Is timing right for Swiss Bank to enter into Merger ?

I think the timing was right for Swiss Bank to enter in Merger due to the following
reasons:
 The firm had done a strategic assessment and saw challenges in SBCs
major business lines:
 Commercial Banking: Scale was required to take advantage of innovation
in delivery of retail banking services. A merger permitted more rational
pricing.
 Private Banking: More aggressive program of acquisition and organic
growth would be needed in Europe, North America and Asia to cater to
greater sophistication among customers and higher growth in onshore
private banking
 Investment Banking: SRC wanted to be the most successful investment
bank in Europe and this was threatened by the Amercian banks entering
Europe and drawing off clients and talented staff.
 SBC was in a weak financial position and was facing shortage of capital.
Ospel argued that a merger between SBC and ex-UBS was a “matter of
necessity.”
 In 1996, bank had massive write offs (SFr 3309 mn Extraordinary
expenses) resulting in bank reporting losses of SFr – 1903 mn.

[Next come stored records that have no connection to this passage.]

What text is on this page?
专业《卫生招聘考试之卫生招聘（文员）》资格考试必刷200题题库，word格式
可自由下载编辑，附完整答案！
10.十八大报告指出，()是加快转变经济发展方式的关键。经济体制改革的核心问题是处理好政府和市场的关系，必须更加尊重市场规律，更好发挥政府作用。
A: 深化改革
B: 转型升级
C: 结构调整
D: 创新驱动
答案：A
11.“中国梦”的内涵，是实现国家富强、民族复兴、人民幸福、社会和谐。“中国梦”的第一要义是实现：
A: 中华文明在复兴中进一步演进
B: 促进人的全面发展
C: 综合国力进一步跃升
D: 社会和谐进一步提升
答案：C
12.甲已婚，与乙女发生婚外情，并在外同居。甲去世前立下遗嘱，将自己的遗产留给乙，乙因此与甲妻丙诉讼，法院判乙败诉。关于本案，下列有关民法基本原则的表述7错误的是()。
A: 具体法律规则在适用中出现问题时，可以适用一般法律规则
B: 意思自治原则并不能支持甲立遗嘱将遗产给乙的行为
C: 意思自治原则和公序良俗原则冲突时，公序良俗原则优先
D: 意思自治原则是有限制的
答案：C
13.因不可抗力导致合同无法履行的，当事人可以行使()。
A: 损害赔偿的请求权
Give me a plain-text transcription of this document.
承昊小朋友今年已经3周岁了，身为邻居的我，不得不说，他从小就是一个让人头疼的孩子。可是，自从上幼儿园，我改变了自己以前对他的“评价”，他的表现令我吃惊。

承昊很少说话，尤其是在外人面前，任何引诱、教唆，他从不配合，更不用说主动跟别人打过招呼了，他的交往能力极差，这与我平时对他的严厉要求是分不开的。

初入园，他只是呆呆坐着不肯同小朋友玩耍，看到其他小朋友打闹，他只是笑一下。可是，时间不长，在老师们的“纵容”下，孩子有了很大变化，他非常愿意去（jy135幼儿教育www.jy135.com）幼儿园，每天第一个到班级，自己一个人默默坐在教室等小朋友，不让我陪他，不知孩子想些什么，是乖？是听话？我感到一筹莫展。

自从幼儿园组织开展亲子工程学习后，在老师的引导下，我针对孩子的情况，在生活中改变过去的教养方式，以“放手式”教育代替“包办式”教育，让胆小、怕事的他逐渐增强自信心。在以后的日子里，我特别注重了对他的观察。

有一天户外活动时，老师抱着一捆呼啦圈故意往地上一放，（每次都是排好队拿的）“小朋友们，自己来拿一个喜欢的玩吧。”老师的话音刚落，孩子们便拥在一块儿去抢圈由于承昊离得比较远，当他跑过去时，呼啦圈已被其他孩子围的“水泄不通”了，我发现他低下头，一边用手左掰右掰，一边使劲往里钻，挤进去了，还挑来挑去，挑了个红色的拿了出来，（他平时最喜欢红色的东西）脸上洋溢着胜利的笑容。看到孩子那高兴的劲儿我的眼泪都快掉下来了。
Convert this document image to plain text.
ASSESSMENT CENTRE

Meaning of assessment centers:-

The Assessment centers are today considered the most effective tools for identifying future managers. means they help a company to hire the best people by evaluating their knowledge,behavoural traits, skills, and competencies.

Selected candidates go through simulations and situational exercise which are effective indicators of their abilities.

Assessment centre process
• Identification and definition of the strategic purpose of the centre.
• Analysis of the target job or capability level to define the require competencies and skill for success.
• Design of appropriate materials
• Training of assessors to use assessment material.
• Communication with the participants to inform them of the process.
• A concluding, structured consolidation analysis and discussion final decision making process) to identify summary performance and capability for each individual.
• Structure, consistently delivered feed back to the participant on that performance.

What are the arguments against this merger ?

 This was a merger between the 11th and 12th largest bank in the world. The
Sheer Implementation risk of a transaction of this scale was enormous and
considered a big potential risk. The blending of customer bases and
technology platforms would be quite an effort.
 Cultural fit between the two organisations was also questionable. The fact
that both firms had grown through acquisition and had unique culture raised
questions as to how well their cultures could meet.
 Massive layoffs especially close to home : The merger would entail reducing
the workforce close to home by about 7000 people and this could seriously
disenchant shareholders and gain negative publicity for the company thus
impacting its business.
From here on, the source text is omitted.